Every insurance policy I have ever reviewed had what is known as an “Other Insurance Clause.” This is a short clause, usually tucked away in the Conditions section of an insurance policy, that most insurers don’t read and don’t know it’s even there. Even worse is that most insurance agents don’t know, or don’t remember, that it is part of every insurance policy. Given the plethora of new insurance policies and new forms that are being introduced these days, not addressing this clause can create real problems at the time of a loss.
The clause will read something like this, “If there is other insurance covering the same loss or damage…we will pay only for the amount of covered loss or damage in excess of the amount due from the other insurance, whether you can collect it or not….” The wording used by each insurance company is not always the same which complicates the matter even more. This can be a real problem at the time of a covered loss.
For example, let’s say a Bank has a property policy with insurance company A that includes Cyber Virus Damage coverage with a limit of $10,000. Insurance company B provides the Bank with Cyber Liability providing the same coverage with a $250,000 limit. (I am going to leave out the deductibles on each policy, as that would make it even more complicated.) There is a covered Virus loss in the amount of $10,000. Who pays what? Just before Company A pays for the $10,000 loss they find out the Bank has another policy covering the same thing with Company B with a $250,000 limit. By reason of the Other Insurance Clause each company will claim to be excess of the other. Until this is clarified, guess who doesn’t get a check for this legitimate claim? You’re right, the Bank.

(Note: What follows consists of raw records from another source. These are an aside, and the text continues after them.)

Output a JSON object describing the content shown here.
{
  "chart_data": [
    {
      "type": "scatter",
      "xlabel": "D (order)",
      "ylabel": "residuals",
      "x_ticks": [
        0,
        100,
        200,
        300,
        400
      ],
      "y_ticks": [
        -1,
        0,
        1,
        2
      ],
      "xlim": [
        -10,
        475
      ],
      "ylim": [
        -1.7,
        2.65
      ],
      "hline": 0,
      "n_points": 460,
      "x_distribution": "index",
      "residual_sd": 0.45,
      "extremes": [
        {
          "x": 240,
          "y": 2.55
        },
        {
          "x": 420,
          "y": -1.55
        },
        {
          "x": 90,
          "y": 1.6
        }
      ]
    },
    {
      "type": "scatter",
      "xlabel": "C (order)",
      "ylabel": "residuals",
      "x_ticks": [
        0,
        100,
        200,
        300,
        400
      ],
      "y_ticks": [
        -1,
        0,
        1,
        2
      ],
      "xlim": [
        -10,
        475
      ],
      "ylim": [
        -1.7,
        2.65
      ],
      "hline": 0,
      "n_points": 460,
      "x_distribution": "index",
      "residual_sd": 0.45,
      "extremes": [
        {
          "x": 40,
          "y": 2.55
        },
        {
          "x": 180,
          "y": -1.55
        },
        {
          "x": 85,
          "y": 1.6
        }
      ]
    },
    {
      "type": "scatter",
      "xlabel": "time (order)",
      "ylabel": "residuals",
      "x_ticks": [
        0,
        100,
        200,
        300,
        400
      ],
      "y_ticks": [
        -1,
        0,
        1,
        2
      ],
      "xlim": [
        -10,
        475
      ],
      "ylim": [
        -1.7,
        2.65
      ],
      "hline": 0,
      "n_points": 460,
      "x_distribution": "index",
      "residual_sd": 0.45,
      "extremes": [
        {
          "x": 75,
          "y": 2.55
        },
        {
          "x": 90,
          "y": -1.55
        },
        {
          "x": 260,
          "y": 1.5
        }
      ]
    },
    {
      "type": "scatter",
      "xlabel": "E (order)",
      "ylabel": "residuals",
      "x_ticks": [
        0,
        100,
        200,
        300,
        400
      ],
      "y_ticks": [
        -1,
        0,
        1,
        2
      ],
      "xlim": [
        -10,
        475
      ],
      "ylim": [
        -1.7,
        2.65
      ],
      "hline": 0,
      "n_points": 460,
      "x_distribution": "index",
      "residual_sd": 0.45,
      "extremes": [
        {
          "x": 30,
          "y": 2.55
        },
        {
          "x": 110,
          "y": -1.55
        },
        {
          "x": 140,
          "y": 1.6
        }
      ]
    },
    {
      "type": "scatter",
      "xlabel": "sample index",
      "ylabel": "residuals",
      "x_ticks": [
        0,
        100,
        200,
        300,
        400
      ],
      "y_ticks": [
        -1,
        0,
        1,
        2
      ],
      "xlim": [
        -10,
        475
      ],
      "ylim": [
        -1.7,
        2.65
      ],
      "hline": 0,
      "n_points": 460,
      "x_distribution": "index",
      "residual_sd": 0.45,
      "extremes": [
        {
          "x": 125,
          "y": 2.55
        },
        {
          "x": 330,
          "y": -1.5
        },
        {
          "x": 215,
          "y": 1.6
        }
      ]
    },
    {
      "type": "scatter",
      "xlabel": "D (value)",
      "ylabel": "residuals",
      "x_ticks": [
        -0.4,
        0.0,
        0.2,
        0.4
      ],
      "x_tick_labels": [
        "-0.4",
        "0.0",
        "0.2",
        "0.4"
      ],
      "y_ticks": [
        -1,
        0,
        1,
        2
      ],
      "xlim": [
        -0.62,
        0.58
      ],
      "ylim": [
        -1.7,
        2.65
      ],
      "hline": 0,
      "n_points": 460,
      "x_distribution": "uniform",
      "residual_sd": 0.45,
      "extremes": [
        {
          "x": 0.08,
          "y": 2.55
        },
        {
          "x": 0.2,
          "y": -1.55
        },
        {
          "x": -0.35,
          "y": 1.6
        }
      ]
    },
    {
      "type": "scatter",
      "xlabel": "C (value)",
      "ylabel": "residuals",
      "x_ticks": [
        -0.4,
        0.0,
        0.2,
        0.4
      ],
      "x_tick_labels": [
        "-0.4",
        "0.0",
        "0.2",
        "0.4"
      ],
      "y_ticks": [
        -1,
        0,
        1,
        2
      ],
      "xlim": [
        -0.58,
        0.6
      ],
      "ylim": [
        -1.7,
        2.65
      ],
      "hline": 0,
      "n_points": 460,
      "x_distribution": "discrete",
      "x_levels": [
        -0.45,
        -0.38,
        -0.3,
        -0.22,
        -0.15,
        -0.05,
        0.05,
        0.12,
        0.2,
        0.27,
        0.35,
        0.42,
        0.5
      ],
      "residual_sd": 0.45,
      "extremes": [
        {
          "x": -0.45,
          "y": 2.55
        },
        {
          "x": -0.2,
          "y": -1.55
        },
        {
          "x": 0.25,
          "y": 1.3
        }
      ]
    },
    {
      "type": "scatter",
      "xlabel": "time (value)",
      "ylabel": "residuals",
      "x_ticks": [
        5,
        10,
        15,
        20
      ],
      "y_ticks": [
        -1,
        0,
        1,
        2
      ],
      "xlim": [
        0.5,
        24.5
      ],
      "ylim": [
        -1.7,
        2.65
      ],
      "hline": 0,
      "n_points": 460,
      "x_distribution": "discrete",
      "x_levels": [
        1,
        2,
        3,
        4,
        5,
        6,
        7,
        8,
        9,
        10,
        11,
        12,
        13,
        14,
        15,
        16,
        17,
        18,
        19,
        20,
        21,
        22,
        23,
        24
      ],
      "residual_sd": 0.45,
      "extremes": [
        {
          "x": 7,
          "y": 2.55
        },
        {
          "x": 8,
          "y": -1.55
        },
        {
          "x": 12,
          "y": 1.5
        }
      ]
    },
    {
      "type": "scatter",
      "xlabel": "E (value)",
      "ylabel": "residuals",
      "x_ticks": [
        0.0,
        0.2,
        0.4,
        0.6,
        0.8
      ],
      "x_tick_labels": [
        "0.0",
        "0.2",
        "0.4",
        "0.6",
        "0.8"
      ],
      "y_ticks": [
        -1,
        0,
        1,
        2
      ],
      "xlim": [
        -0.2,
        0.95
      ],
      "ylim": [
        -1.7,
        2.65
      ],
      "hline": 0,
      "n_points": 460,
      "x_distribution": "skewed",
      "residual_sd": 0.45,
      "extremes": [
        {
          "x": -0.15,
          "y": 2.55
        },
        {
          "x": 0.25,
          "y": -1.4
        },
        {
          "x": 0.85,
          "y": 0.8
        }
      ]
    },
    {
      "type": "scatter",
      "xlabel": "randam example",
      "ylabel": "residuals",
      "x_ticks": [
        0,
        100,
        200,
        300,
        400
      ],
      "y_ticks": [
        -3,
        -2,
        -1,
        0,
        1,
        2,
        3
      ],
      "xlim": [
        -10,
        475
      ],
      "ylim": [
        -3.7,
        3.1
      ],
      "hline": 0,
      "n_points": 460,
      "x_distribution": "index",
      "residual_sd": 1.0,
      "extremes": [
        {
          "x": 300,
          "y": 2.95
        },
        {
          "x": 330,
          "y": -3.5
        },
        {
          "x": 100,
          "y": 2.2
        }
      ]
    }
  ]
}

The good news, if there is any, is that most (but not all) insurance companies include wording to the effect that they will pay their proportionate share of the loss. Of course, the wording of “proportionate share” needs to be the same in both policies. In the situation above, the total loss being $10,000 and the total insurance available being $260,000, Company A would pay approximately 4% or $400, and Company B would pay 96% or $9,600. With different deductibles and coverage wording, the negotiations can draw out for a long time. In short, you don’t get paid for a legitimate loss for some time, if ever.
The simplest solution to this problem is to make sure you don’t have overlapping insurance coverage. However, with the new Cyber Liability policies and Multi peril cyber endorsements, it is sometimes difficult to find the overlaps. Even if you find the overlaps, the insurance company may be reluctant to remove the coverage from their policy to eliminate the overlap. In this case, you should try to have them change their Other Insurance Clause to read their coverage would be PRIMARY over any other applicable coverage available, which would make the other policy excess.
It is difficult enough to make sure you have proper insurance coverage for the myriad of loss exposures for a bank. Overlapping coverage creating more problems just shouldn’t happen.